Tout le monde se leva et les policiers se dirigèrent vers la sortie de la salle de conférence. John surprit quelques regards tantôt désolés, tantôt moqueurs, qui l’agacèrent fortement.

-Salut, lança une voix derrière lui. Moi c'est Arthur, Arthur Cruz.

Son interlocuteur saisit la main qu'il lui tendait, qui manquait cruellement de fermeté.

-John Cross. Heureux de faire votre connaissance inspecteur Cruz. Alors, par quoi voulez vous qu'on commence? C'est votre ville.
-Par la machine à café, répondit froidement l'autre. Je suis bon à rien sans ma dose de caféine.

Un peu douché par cette réponse, John lui emboîtait le pas quand il remarqua un tableau blanc au fond de la salle de réunion.

Les noms de tous les inspecteurs de la brigade y étaient inscrits, ainsi que leurs nombres respectifs d'arrestations et de dossiers élucidés. Son nouvel équipier était tout en bas du classement, et de loin; à peine trois criminels arrêtés, et seulement sept affaires bouclées alors que le mois de novembre touchait de sa fin. Manifestement même avec sa dose de caféine, Arthur Cruz n'était pas bon à grand chose.

Vu le nombre d'affaire en cours, c'était sûrement le seul que le capitaine puisse se permettre d'affecter à la mission de guide touristique. La semaine s'annonçait longue.
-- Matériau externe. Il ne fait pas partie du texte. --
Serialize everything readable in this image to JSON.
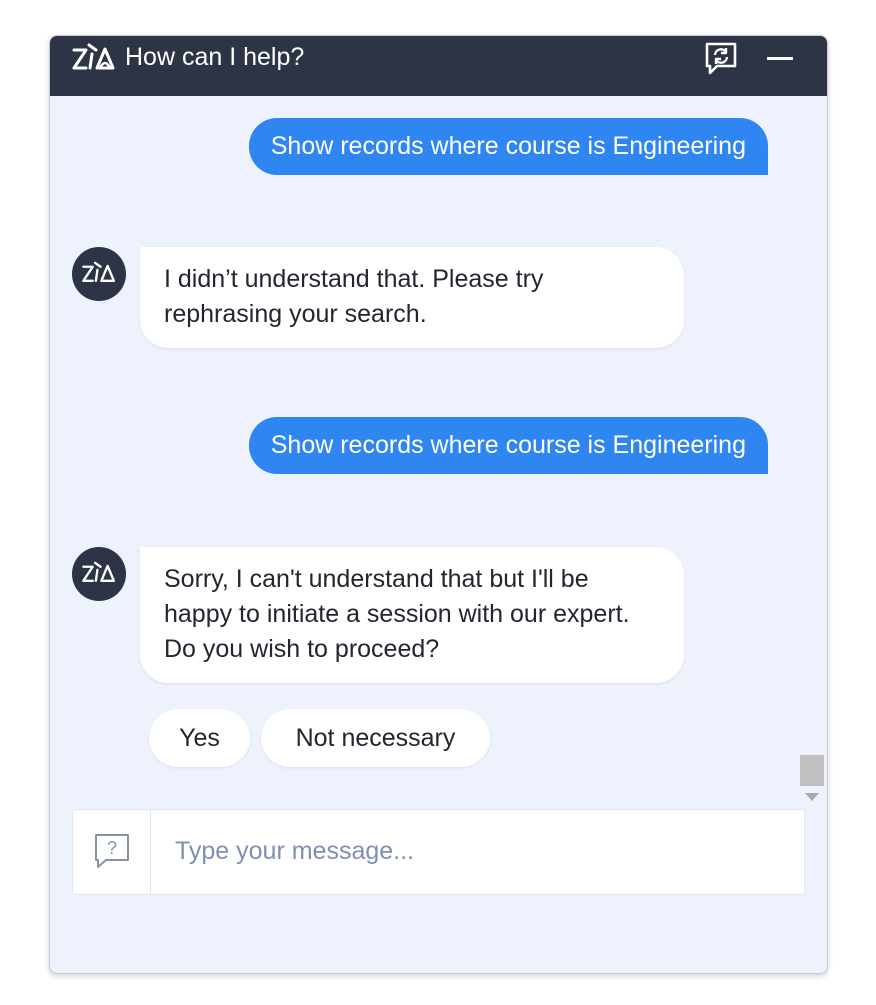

-Génial, lâcha John entre ses dents avant de rattraper son équipier.

La ''pause café matinale'' de Cruz dura près d'une demi-heure, essentiellement passée à se goinfrer de beignets et à questionner son nouveau collègue, malgré les tentatives de ce dernier de diriger la conversation sur le travail.

-On devrait aller consulter tes dossiers en cours, suggéra finalement John tout en se retenant d'étouffer son nouveau collègue avec ses pâtisseries.
-Nan, sortons plutôt faire un tour en ville, répliqua l'inspecteur. Après tout le capitaine m'a dit de te faire découvrir Vegas, on va pas faire ça derrière un bureau!

John soupçonnait que ce soit surtout une excuse pratique pour ne pas avoir à s'approcher du monticule de dossiers empilé sur ledit bureau, mais il ne fit pas de commentaire et suivit son coéquipier au garage du commissariat. Sans surprise Cruz lui laissa le volant de la voiture banalisée.

-Le centre ville est plutôt tranquille, expliqua-t-il. Mais bon c'est friqué alors on bloque pas mal d'effectifs pour y patrouiller au lieu de les mettre où y a vraiment besoin. La Mairie est par là; si on continue sur cette route, on va arriver dans les quartiers commerçants et du côté des casinos. Tiens, prend à droite, on va aller vers Freemont.

Contrairement à ce que craignait le nouvel inspecteur, son collègue semblait savoir où aller. Il suivit ses indications.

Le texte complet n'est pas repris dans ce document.